Menghafal Al-Qur’an sedari kecil membuat Nisrina menekuninya kembali saat memasuki pesantren, “Menghafal dari surah Al-Baqarah. Hafalan tersebut berlanjut sampai sekarang ketika berkuliah di UMM,” ujar Nisrina.

Baca Juga :  5 Hari Berjalan PPKM Darurat, 1 Kafe Terjerat

Nisrina kembali bercerita bahwa program belajarnya di Turki akan berjalan selama satu tahun. Para mahasiswa akan membenarkan bacaan Al-Qur’an dan belajar bahasa Turki terlebih dahulu. Setelah itu para mahasiswa baru didorong untuk menghafal Al-Qur’an.

Pembelajaran di Turki menggunakan teknik pomodoro yakni belajar dari jam 10.00 sampai 14.00 lalu akan ada istirahat 15 menit setiap 30 menit sekali. Untuk proses menghafal Al-Qur’an, terdapat seleksi terlebih dahulu.

“Seleksi tersebut berupa ujian dengan para guru yakni hafalan surat pilihan, kemudian disetorkan. Dari ujian tersebut akan dilihat berapa lama mahasiswa mampu menghafal 10 surat tersebut,” katanya.

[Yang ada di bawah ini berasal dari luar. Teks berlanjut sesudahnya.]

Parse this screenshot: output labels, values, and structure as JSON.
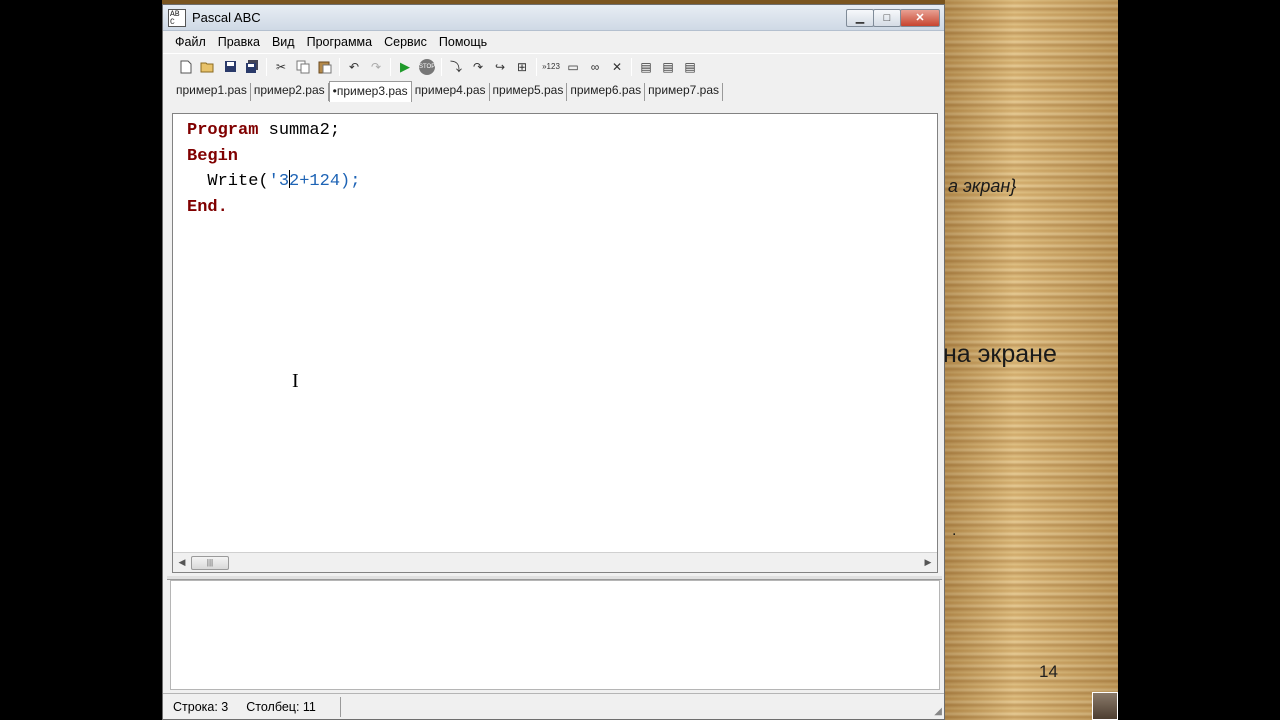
{
  "window": {
    "title": "Pascal ABC",
    "controls": {
      "minimize": "▁",
      "maximize": "□",
      "close": "✕"
    }
  },
  "menu": [
    "Файл",
    "Правка",
    "Вид",
    "Программа",
    "Сервис",
    "Помощь"
  ],
  "toolbar": {
    "icons": [
      "new-file-icon",
      "open-folder-icon",
      "save-icon",
      "save-all-icon",
      "cut-icon",
      "copy-icon",
      "paste-icon",
      "undo-icon",
      "redo-icon",
      "run-icon",
      "stop-icon",
      "step-into-icon",
      "step-over-icon",
      "step-out-icon",
      "add-watch-icon",
      "line-numbers-icon",
      "window-icon",
      "debug-icon",
      "close-icon",
      "compile-icon",
      "format-icon",
      "settings-icon"
    ],
    "line_numbers_label": "»123"
  },
  "tabs": [
    {
      "label": "пример1.pas",
      "active": false
    },
    {
      "label": "пример2.pas",
      "active": false
    },
    {
      "label": "•пример3.pas",
      "active": true
    },
    {
      "label": "пример4.pas",
      "active": false
    },
    {
      "label": "пример5.pas",
      "active": false
    },
    {
      "label": "пример6.pas",
      "active": false
    },
    {
      "label": "пример7.pas",
      "active": false
    }
  ],
  "code": {
    "line1": {
      "kw": "Program",
      "rest": " summa2;"
    },
    "line2": {
      "kw": "Begin"
    },
    "line3": {
      "indent": "  ",
      "func": "Write(",
      "str_before_caret": "'3",
      "str_after_caret": "2+124)",
      "tail": ";"
    },
    "line4": {
      "kw": "End."
    }
  },
  "status": {
    "row": "Строка: 3",
    "col": "Столбец: 11"
  },
  "slide": {
    "text1": "а экран}",
    "text2": "на экране",
    "text3": ".",
    "page_number": "14"
  },
  "colors": {
    "keyword": "#800000",
    "string": "#1d63b5",
    "titlebar": "#cfd9e5",
    "close_button": "#c7442f"
  }
}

Anak bungsu dari empat bersaudara ini mengaku adaptasi di Turki sangatlah susah. Ia harus beradaptasi di berbagai aspek seperti budaya, kebiasaan, iklim, makanan, dan bahasa.

Baca Juga :  Tiga Poin Pertimbangan PPKM Level 4 Diperpanjang

Nisrina mengaku, aspek bahasa sangat menyulitkannya. Hanya ada segelintir orang di asramanya yang bisa berbahasa Inggris. Satu-satunya bahasa pemersatu adalah bahasa Turki.

“Dalam waktu singkat saya dituntut untuk belajar bahasa Turki. Meskipun di setiap mata kuliah ada seorang translator yang menerjemahkan, namun untuk berbicara dengan teman Internasional yang lain harus menggunakan bahasa Arab atau Turki,” terang Nisrina.

Meskipun sulit untuk beradaptasi, namun Nisrina senang dengan keputusaannya untuk mengambil beasiswa Hafiz tersebut. Nisrina sangat terkejut dan kagum dengan semangat mahasiswa Internasional lain dalam menghafal Al-Qur’an sembari belajar Islam.

“Hal itulah yang memacu saya untuk terus belajar di Turki. Saya harap dengan belajar di sini, saya bisa memberikan manfaat bagi orang-orang sekitar ketika nanti kembali ke Indonesia,” pungkas Nisrina.